The show, created by Alice Birch (a screenwriter for Normal People and Succession), updates the story by putting more emphasis on the realities of the Mantle twins’ profession and female medicine as a whole. When we’re introduced to Beverly and Elliot, they’re working in a Manhattan hospital as they attempt to convince uber-wealthy opioid heiress Rebecca Parker (Jennifer Ehle) to bankroll the birthing center and accompanying lab they so desperately want to turn into a reality.
“The show transforms into a stylish nightmare, grounded in the real, physical as well as subconscious, messiness at the intersection of science and motherhood and sisterhood and technology and money and morality, whenever the Mantles are alone (separately or together),” TIME TV critic Judy Berman wrote in her review.
When Beverly becomes entangled with a famous actress named Genevieve (Britne Oldford) after meeting her during an examination—a procedure that Elliot swaps places with her to perform after Beverly gets overwhelmed—things quickly start to spiral out of control. As the sisters’ ever-so-close bond begins to fracture, especially once Beverly gets pregnant without telling Elliot, Elliot goes down an increasingly destructive path.
An ending that pays homage to its predecessor
At the end of Cronenberg’s film, Beverly and Elliot die within quick succession of one another when Beverly, in a drug-induced psychosis, performs a fatal operation on Elliot to “separate” them and then cannot live with what he has done to his brother. The show, on the other hand, switches things up a bit by having Elliot, at Beverly’s request, perform a C-section on her to remove her twin children and then take her place by carrying the babies out of the room with her own stomach also opened up.

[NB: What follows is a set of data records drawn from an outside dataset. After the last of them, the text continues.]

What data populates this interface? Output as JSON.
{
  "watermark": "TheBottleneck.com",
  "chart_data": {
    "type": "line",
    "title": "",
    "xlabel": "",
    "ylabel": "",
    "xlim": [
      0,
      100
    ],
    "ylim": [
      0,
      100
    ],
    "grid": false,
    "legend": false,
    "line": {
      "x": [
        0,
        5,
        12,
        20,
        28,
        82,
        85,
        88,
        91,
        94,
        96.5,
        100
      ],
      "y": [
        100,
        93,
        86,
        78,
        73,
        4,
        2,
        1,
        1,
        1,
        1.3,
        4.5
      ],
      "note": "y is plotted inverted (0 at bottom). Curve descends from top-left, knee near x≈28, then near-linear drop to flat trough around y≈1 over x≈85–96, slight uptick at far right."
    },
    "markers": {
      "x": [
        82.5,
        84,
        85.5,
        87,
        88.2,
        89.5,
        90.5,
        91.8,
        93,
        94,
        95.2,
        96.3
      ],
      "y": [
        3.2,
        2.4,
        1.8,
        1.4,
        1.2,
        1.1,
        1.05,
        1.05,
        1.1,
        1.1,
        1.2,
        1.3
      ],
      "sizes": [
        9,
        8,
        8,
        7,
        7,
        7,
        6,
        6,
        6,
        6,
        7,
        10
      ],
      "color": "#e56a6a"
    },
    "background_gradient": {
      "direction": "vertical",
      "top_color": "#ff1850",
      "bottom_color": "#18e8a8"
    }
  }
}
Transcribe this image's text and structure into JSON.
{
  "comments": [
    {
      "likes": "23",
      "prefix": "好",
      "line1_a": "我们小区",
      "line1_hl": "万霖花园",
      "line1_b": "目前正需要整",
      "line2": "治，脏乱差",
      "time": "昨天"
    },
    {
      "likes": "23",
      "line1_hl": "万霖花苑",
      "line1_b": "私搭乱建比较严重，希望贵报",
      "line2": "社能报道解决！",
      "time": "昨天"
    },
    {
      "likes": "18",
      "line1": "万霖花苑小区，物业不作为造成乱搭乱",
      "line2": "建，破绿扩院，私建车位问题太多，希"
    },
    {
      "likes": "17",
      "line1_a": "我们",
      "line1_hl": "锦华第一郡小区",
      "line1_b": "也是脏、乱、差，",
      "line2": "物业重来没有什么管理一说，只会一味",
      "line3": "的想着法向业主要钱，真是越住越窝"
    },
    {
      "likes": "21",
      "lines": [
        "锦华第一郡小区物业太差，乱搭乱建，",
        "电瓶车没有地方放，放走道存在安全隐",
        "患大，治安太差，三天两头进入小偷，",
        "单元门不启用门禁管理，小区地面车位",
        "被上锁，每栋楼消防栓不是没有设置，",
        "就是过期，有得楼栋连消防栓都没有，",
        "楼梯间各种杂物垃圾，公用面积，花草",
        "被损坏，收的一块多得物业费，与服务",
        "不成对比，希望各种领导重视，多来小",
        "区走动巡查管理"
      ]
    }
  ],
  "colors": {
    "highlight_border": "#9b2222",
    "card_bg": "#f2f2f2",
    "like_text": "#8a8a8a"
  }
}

With Beverly dead, Elliot goes on to live as her sister, as mother to her children and partner to Genevieve.
In an interview with Gizmodo, Birch explained that she wanted to pay homage to Cronenberg with the ending while still staying true to their updated story. “We wanted to make sure that it was inspired by the Cronenberg film, but it’s so iconic, you know, we never wanted to do a straight retelling of it,” she said. “So we wanted to find the ending that best served our twins and our story. It feels like the ultimate twin swap.”